When he realizes end of the month heot majorly fucked, and would have pucrhased the coins cheaper than his electricity invoice (and I assume some miners get shocked in a month or two, or up to a year in some countries) I make profit. Economy of scale here is brutal.
No, I never argued that a private miner will mine at a loss - how did you draw that conclusion?
Don't forget that we are talking about a future in which Bitcoin is widely successful and therefore don't underestimate the power of a million new Bitcoin users with the most current GPU in their gaming computer (read: hypothetically Peta-hashes in about a year!).
That is until mum comes and reminds little basement miner that it is not his profit if he causes hugh costs in electricity for mom and dad
Again - nobody needs to mine at a loss for my arguments to hold.
Plus - seriously .mining gear is not something I want to run at home. Some computers = LOTS of noise. And talk about the heat here
Some have their computer running 24/7 anyway and don't mind the noise then there are the watercooling enthusiasts and whatnot. I'm just saying that there are a _lot_ of private people worldwide who already have the hardware and can mine Bitcoins at a profit for as long as you as a business would rationally mine Bitcoin professionally.
Agreed - but also for a company this investment is much more risky (read: more unlikely) because of the reason stated above (ASICs are more or less single-purpose) and the additional risk that in the case of some future change to the hashing algorithm of Bitcoin, they will have lost everything.
Tax deductable
Seriously
No, this is a risk, but I think one that is quite controllable. Business is about taking educated guesses. If anything I can dump the cards on the used market. VERY limited risk.
You probably won't get much for your Bitcoin-ASICs if everyone switches to SHA-3 or Bitcoin gets abandoned...
Probably, but only to some degree - I wouldn't count on private miners disappearing in the long run.
No, plenty of idiots around. Seriously, in some countries i expect them to get hammered the moment the electriicity bill hits you. This can take a year (like in germany you only pay once per year, in the itnerim you make down payments on your estimated usage - unless someone checks the meter, some people wil lbe REALLY surprised. Hint: This is MAJOR. We talk about a gear using about 300 USD per month electricity at end user rates there
Mum and dad will scream when Bobby Idiot dumped his savings into 3x3 6990 and they have to pay what is a small car then. How would your family feel about a little higher (10.000 USD) electricity bill?
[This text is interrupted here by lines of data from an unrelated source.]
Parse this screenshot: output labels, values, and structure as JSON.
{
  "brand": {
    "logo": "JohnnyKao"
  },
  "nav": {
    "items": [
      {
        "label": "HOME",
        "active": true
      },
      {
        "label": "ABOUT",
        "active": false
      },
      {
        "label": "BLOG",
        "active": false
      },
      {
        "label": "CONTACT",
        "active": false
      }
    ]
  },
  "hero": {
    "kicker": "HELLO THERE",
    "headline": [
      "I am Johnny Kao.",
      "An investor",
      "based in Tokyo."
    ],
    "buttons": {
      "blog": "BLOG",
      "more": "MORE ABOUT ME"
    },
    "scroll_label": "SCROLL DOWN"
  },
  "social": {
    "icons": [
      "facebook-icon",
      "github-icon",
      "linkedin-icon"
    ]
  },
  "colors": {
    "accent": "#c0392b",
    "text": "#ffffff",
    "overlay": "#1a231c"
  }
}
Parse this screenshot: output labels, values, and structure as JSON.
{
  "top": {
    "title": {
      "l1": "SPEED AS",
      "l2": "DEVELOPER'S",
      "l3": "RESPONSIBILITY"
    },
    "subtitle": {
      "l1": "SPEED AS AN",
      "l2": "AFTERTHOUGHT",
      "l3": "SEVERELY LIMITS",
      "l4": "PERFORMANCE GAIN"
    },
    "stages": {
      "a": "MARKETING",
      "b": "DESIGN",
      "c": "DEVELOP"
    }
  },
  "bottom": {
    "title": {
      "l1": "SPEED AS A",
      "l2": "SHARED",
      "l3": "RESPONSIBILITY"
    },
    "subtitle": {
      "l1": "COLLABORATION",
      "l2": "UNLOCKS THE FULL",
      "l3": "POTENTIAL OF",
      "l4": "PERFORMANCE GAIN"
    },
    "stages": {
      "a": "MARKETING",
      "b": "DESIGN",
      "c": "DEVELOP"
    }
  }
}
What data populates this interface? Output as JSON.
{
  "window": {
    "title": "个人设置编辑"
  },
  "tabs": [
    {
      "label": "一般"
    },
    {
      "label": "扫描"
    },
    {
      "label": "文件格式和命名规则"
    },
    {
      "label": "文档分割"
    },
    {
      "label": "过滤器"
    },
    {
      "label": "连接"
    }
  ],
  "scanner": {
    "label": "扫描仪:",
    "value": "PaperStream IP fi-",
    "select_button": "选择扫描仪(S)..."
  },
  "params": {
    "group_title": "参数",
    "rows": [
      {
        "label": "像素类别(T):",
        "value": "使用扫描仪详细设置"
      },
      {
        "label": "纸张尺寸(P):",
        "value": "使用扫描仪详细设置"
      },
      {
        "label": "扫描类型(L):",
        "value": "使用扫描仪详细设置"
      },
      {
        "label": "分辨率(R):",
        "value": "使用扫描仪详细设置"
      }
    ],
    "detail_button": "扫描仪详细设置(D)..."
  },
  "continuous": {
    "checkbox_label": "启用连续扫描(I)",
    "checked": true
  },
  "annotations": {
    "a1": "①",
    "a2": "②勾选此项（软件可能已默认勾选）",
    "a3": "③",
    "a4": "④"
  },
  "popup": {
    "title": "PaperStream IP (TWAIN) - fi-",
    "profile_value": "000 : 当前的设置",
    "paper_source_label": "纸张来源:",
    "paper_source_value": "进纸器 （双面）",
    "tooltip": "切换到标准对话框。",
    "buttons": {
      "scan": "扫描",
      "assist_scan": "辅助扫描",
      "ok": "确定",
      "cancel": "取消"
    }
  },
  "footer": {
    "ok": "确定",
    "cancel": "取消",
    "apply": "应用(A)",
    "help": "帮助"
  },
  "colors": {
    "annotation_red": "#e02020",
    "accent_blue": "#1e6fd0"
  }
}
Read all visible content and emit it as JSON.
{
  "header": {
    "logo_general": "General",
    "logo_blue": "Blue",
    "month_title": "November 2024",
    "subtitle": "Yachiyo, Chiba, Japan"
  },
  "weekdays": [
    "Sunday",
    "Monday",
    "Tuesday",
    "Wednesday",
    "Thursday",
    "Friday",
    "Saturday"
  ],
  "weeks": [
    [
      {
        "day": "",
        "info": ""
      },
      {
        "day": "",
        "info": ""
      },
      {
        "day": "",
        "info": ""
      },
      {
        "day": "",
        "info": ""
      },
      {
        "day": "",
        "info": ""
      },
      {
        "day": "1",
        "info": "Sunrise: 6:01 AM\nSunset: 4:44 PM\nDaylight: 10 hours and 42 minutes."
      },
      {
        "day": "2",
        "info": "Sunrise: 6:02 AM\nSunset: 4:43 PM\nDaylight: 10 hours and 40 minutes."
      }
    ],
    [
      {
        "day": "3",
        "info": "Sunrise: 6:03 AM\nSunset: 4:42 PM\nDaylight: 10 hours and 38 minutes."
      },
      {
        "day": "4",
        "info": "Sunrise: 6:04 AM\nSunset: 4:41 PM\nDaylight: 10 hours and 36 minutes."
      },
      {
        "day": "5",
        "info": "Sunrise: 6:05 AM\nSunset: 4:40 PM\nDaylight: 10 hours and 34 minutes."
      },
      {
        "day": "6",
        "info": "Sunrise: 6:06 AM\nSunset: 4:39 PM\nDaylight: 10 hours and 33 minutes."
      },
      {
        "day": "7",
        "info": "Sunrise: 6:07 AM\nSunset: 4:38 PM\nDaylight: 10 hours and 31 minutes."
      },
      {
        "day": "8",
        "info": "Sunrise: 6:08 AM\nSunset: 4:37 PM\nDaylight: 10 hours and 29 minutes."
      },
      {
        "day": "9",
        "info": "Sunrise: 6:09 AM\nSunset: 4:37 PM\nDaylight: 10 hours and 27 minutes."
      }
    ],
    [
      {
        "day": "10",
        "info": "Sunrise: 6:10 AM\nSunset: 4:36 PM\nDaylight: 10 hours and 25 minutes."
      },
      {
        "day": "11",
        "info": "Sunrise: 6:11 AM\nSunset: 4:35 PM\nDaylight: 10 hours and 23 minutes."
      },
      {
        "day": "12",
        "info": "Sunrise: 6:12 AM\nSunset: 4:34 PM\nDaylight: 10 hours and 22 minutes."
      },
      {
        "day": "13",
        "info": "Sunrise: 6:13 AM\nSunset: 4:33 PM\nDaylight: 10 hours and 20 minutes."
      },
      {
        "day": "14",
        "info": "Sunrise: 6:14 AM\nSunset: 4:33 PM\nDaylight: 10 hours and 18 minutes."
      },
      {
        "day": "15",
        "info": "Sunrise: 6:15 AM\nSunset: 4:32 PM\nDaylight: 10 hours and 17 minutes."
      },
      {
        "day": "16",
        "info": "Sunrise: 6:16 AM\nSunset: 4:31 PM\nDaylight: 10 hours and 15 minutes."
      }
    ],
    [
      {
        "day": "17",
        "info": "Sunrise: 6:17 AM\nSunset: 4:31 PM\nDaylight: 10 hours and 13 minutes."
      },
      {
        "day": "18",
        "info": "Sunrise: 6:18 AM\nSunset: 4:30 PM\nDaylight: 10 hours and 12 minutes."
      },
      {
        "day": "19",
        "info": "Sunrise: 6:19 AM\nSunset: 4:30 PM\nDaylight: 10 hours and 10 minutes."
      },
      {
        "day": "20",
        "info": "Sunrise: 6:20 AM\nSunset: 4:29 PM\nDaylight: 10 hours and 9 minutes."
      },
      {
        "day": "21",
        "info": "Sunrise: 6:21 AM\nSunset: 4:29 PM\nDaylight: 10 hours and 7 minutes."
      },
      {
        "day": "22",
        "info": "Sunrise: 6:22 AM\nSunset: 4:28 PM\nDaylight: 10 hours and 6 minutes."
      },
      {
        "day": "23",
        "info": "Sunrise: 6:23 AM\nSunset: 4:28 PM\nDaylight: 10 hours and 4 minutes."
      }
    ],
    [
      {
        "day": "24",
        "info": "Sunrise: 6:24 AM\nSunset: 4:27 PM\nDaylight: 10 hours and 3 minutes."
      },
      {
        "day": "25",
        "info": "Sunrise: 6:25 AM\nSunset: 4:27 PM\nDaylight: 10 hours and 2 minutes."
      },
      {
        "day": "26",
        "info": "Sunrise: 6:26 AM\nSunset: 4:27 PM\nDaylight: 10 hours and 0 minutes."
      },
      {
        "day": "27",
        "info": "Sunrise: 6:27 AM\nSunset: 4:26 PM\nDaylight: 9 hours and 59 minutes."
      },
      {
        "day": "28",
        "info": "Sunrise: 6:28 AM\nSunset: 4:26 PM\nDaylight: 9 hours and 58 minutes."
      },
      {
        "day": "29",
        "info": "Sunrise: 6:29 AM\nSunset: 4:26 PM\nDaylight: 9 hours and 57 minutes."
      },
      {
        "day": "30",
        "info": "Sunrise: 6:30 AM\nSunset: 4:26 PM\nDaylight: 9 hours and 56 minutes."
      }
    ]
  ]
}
No idiots needed for the scenario I depicted - don't know why you think private miners are not able to do a simple cost-volume-profit analysis for their mining activity. There are plenty of grown-ups that have gaming equipment and not every youngster is necessarily incapable of rational thought. Also no need to remind me of the electricity rates in Germany - I happen to have first-hand experience
Over the middle run people will realize the negatives. Like noise.
This is like web hosting. Yes, some people host from home. Most dont.
I think mid term we will see large scale mining.
Professional large scale mining will always be a part of the Bitcoin network but I doubt that they will drive private miners out of the market anytime soon. Just make some back-of-the-envelope calculations of a potential business wanting to outhash all the current mining pools combined. As a businessman you surely know that your real expenses to set up such an enterprise are
much more than total_hashrate * cost_of_gpu / hashrate-per-gpu. Go ask Vladimir how come he dares to charge more than that. The higher your costs, the higher your risk - no matter how cheap your credit lines are.